The unanimous decision held that the trial court had properly certified classes of workers seeking unpaid wages under California Wage Orders, arguing that their employer had misclassified them as independent contractors. The California court’s sweeping decision traces the history of the definitions of employment under California law, and found that the “suffer or permit to work” prong of the definition can be interpreted by using a three-part “ABC” test used in many states.   

The court wrote:  

The ABC test presumptively considers all workers to be employees, and permits workers to be classified as independent contractors only if the hiring business demonstrates that the worker in question satisfies each of three conditions: (a) that the worker is free from the control and direction of the hirer in connection with the performance of the work, both under the contract for the performance of the work and in fact; and (b) that the worker performs work that is outside the usual course of the hiring entity’s business; and (c) that the worker is customarily engaged in an independently established trade, occupation, or business of the same nature as that involved in the work performed. 

Id. at 64.  

Noting that the ABC test maintains a clear distinction between: (1) employees for whose protection the Wage Orders were adopted; and (2) “traditional independent contractors …, like independent plumbers and electricians, who could not reasonably have been intended by the wage order to be treated as employees of the hiring business,”  Id. at 54, the court noted the test’s objectivity and clarity with approval.  
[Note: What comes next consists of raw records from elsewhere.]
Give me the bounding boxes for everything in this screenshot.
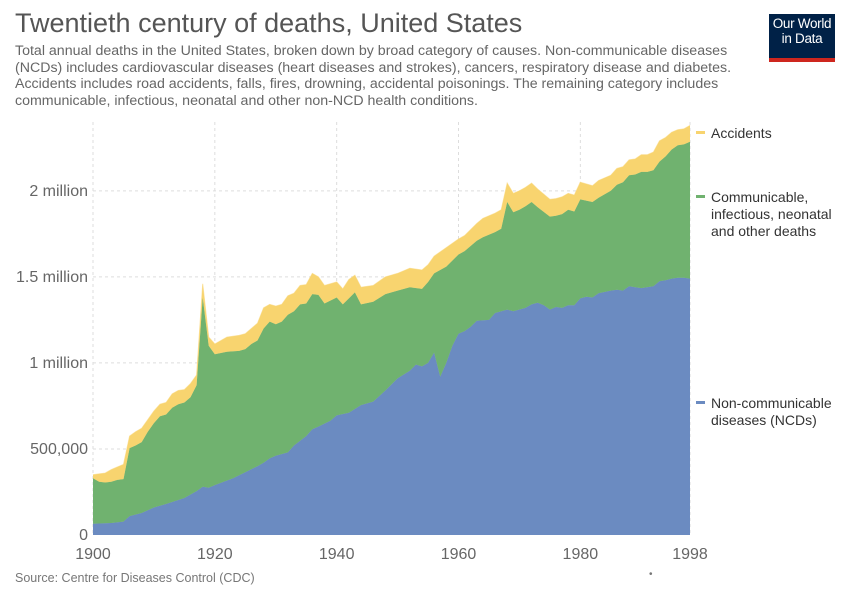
x-tick-label: 1980 — [563, 546, 599, 563]
area-edge — [92, 124, 691, 476]
legend-swatch — [696, 195, 705, 198]
legend-swatch — [696, 131, 705, 134]
y-tick-label: 1 million — [29, 355, 88, 372]
legend-swatch — [696, 401, 705, 404]
x-tick-label: 1960 — [441, 546, 477, 563]
area-series — [92, 124, 691, 535]
logo-line-2: in Data — [781, 31, 823, 46]
legend-label: Communicable, infectious, neonatal and oth… — [711, 189, 832, 239]
y-tick-label: 2 million — [29, 183, 88, 200]
y-tick-label: 1.5 million — [16, 269, 88, 286]
legend-label: Accidents — [711, 125, 772, 141]
y-tick-label: 0 — [79, 527, 88, 544]
y-tick-label: 500,000 — [30, 441, 88, 458]
x-tick-label: 1998 — [672, 546, 708, 563]
x-tick-label: 1900 — [75, 546, 111, 563]
chart-title: Twentieth century of deaths, United Stat… — [15, 8, 523, 38]
legend: Accidents Communicable, infectious, neonat… — [696, 125, 832, 428]
source-note: Source: Centre for Diseases Control (CDC… — [15, 571, 255, 585]
x-tick-label: 1920 — [197, 546, 233, 563]
logo-line-1: Our World — [772, 16, 832, 31]
legend-label: Non-communicable diseases (NCDs) — [711, 395, 832, 428]
x-axis-ticks: 1900 1920 1940 1960 1980 1998 — [75, 546, 708, 563]
chart-subtitle: Total annual deaths in the United States… — [15, 43, 732, 109]
stacked-area-chart: 0 500,000 1 million 1.5 million 2 million 19… — [16, 122, 832, 563]
owid-logo[interactable]: Our World in Data — [769, 14, 835, 62]
y-axis-ticks: 0 500,000 1 million 1.5 million 2 million — [16, 183, 88, 544]
x-tick-label: 1940 — [319, 546, 355, 563]
area-accidents — [93, 125, 690, 483]
area-communicable — [93, 141, 690, 524]
area-ncd — [93, 277, 690, 535]
footer-marker: • — [649, 569, 653, 580]
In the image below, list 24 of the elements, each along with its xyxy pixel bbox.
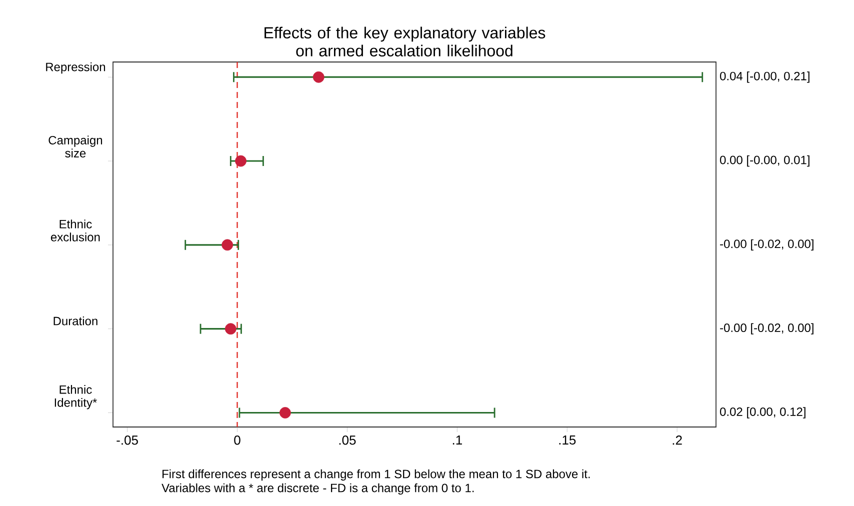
point bbox=[312, 71, 324, 83]
text: Variables with a * are discrete - FD is a change from 0 to 1. bbox=[162, 483, 474, 495]
x-tick-label: .1 bbox=[452, 436, 462, 444]
data-label: 0.02 [0.00, 0.12] bbox=[720, 407, 806, 418]
x-tick-label: .2 bbox=[672, 436, 682, 445]
x-tick-label: .05 bbox=[339, 436, 356, 445]
text: First differences represent a change from 1 SD below the mean to 1 SD above it. bbox=[162, 469, 590, 481]
point bbox=[235, 155, 246, 167]
data-label: 0.00 [-0.00, 0.01] bbox=[720, 155, 810, 167]
x-tick-label: .15 bbox=[559, 436, 576, 445]
chart-title: Effects of the key explanatory variables on armed escalation likelihood bbox=[264, 26, 546, 56]
y-tick-label: Ethnic exclusion bbox=[50, 220, 100, 242]
x-tick-label: -.05 bbox=[116, 436, 138, 445]
point bbox=[224, 323, 236, 335]
data-label: -0.00 [-0.02, 0.00] bbox=[720, 323, 814, 334]
point bbox=[279, 407, 291, 418]
x-tick-label: 0 bbox=[234, 436, 240, 445]
y-tick-label: Ethnic Identity* bbox=[54, 385, 97, 410]
data-label: 0.04 [-0.00, 0.21] bbox=[720, 72, 810, 83]
y-tick-label: Repression bbox=[46, 62, 106, 74]
y-tick-label: Duration bbox=[54, 316, 98, 326]
point bbox=[222, 239, 234, 251]
data-label: -0.00 [-0.02, 0.00] bbox=[720, 239, 814, 251]
y-tick-label: Campaign size bbox=[48, 136, 102, 158]
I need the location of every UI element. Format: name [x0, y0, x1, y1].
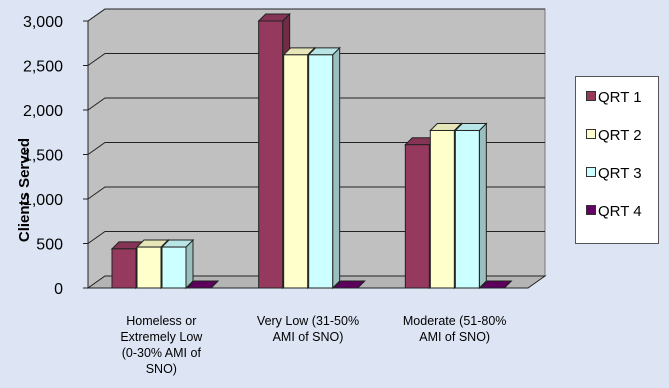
x-tick-label-line: Moderate (51-80%: [403, 314, 507, 328]
bar: [162, 240, 193, 288]
legend-label: QRT 2: [598, 127, 642, 144]
legend: QRT 1 QRT 2 QRT 3 QRT 4: [575, 76, 659, 244]
legend-item: QRT 1: [586, 88, 642, 108]
legend-item: QRT 4: [586, 202, 642, 222]
bar-front: [405, 145, 429, 288]
x-tick-label-line: AMI of SNO): [419, 330, 490, 344]
bar-front: [259, 21, 283, 288]
legend-label: QRT 1: [598, 89, 642, 106]
bar: [309, 48, 340, 288]
x-tick-labels: Homeless or Extremely Low (0-30% AMI of SNO…: [120, 314, 506, 376]
y-tick-label: 2,000: [23, 103, 63, 120]
x-tick-label: Moderate (51-80% AMI of SNO): [403, 314, 507, 344]
x-tick-label-line: AMI of SNO): [273, 330, 344, 344]
y-tick-label: 2,500: [23, 59, 63, 76]
x-tick-label-line: SNO): [146, 362, 177, 376]
legend-item: QRT 2: [586, 126, 642, 146]
legend-swatch: [586, 205, 596, 215]
bar-front: [137, 247, 161, 288]
legend-item: QRT 3: [586, 164, 642, 184]
bar: [455, 123, 486, 288]
x-tick-label-line: Very Low (31-50%: [257, 314, 359, 328]
y-axis-label: Clients Served: [16, 138, 33, 242]
bar-side: [333, 48, 340, 288]
bar-front: [284, 55, 308, 288]
x-tick-label: Homeless or Extremely Low (0-30% AMI of SNO…: [120, 314, 203, 376]
bar-side: [186, 240, 193, 288]
y-tick-label: 0: [54, 281, 63, 298]
y-tick-label: 500: [36, 237, 63, 254]
bar-front: [455, 130, 479, 288]
x-tick-label-line: Homeless or: [126, 314, 196, 328]
y-tick-label: 3,000: [23, 14, 63, 31]
legend-swatch: [586, 129, 596, 139]
x-tick-label-line: (0-30% AMI of: [122, 346, 202, 360]
bar-front: [112, 249, 136, 288]
bar-front: [162, 247, 186, 288]
legend-label: QRT 3: [598, 165, 642, 182]
bar-front: [430, 130, 454, 288]
x-tick-label: Very Low (31-50% AMI of SNO): [257, 314, 359, 344]
legend-swatch: [586, 167, 596, 177]
legend-swatch: [586, 91, 596, 101]
legend-label: QRT 4: [598, 203, 642, 220]
x-tick-label-line: Extremely Low: [120, 330, 203, 344]
bar-side: [479, 123, 486, 288]
bar-front: [309, 55, 333, 288]
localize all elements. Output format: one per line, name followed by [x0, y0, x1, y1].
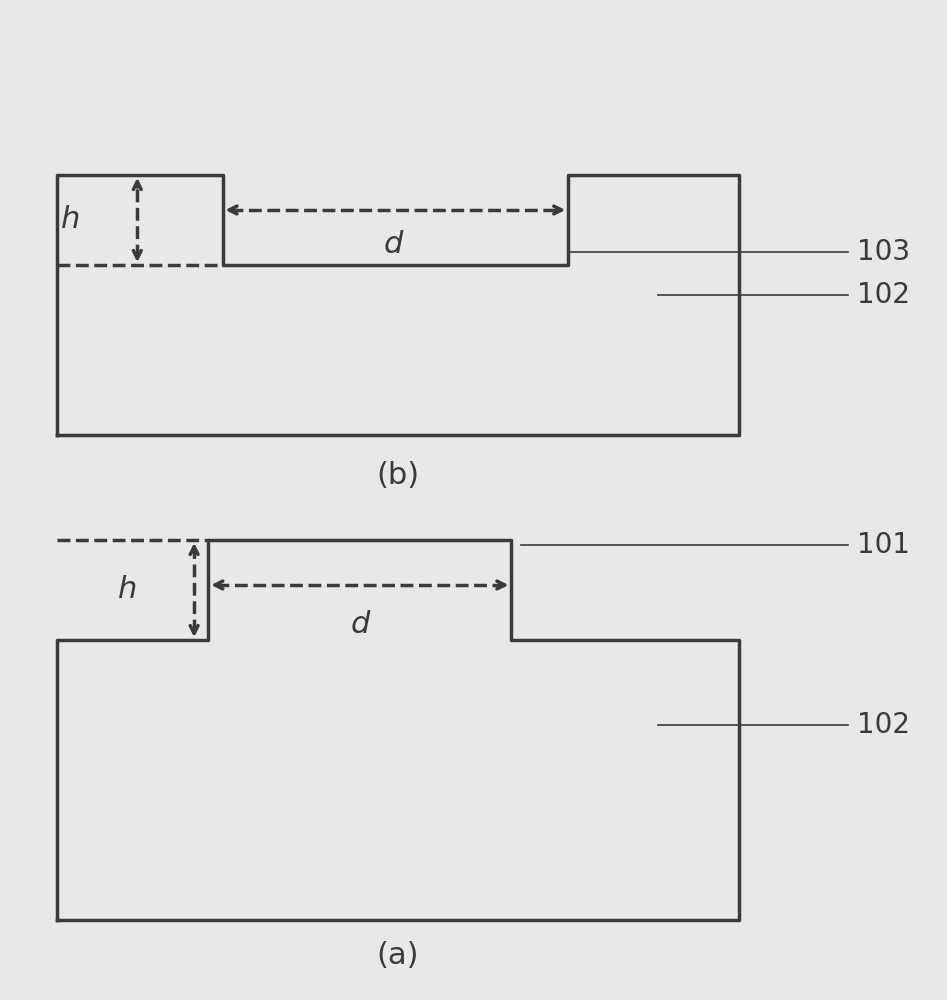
- Text: d: d: [384, 230, 402, 259]
- Text: 103: 103: [857, 238, 910, 266]
- Text: 102: 102: [857, 281, 910, 309]
- Text: h: h: [62, 206, 80, 234]
- Text: d: d: [350, 610, 369, 639]
- Text: 102: 102: [857, 711, 910, 739]
- Text: h: h: [118, 576, 137, 604]
- Text: (b): (b): [376, 460, 420, 489]
- Text: 101: 101: [857, 531, 910, 559]
- Text: (a): (a): [377, 940, 419, 970]
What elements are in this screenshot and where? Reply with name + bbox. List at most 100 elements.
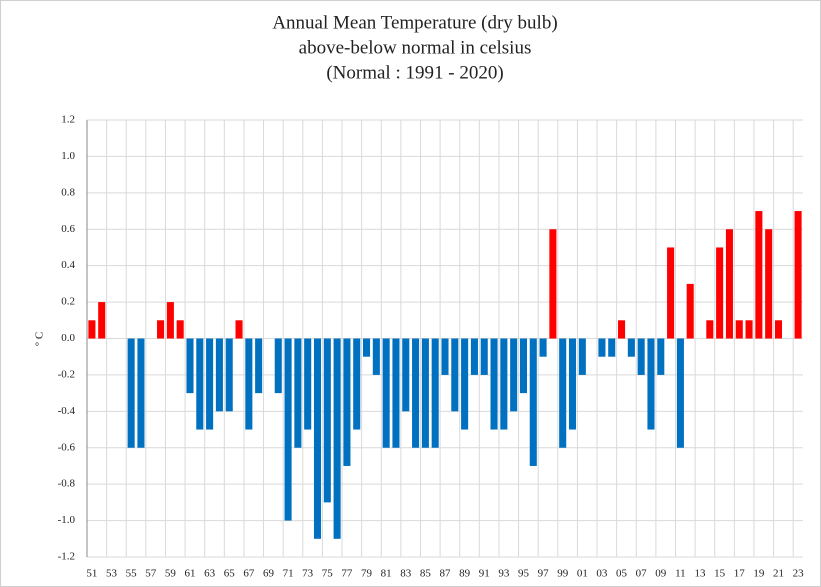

Dynamex means that companies requiring their workers to sign independent contractor “agreements” will no longer be able to rely on the contracts themselves to carve out employer responsibilities.  Other states can make use of the California ruling, too; more than half of the states have the ABC test in their state unemployment insurance laws, and the vast majority have “suffer or permit to work” in their state minimum wage acts.   

After Dynamex, California employers in industries from construction to homecare and trucking will no longer be able to dodge minimum wage laws by pretending that the workers who form their workforces are somehow not their employees. In particular, businesses in the on-demand economy will no longer be able to push costs and risks downstream to workers.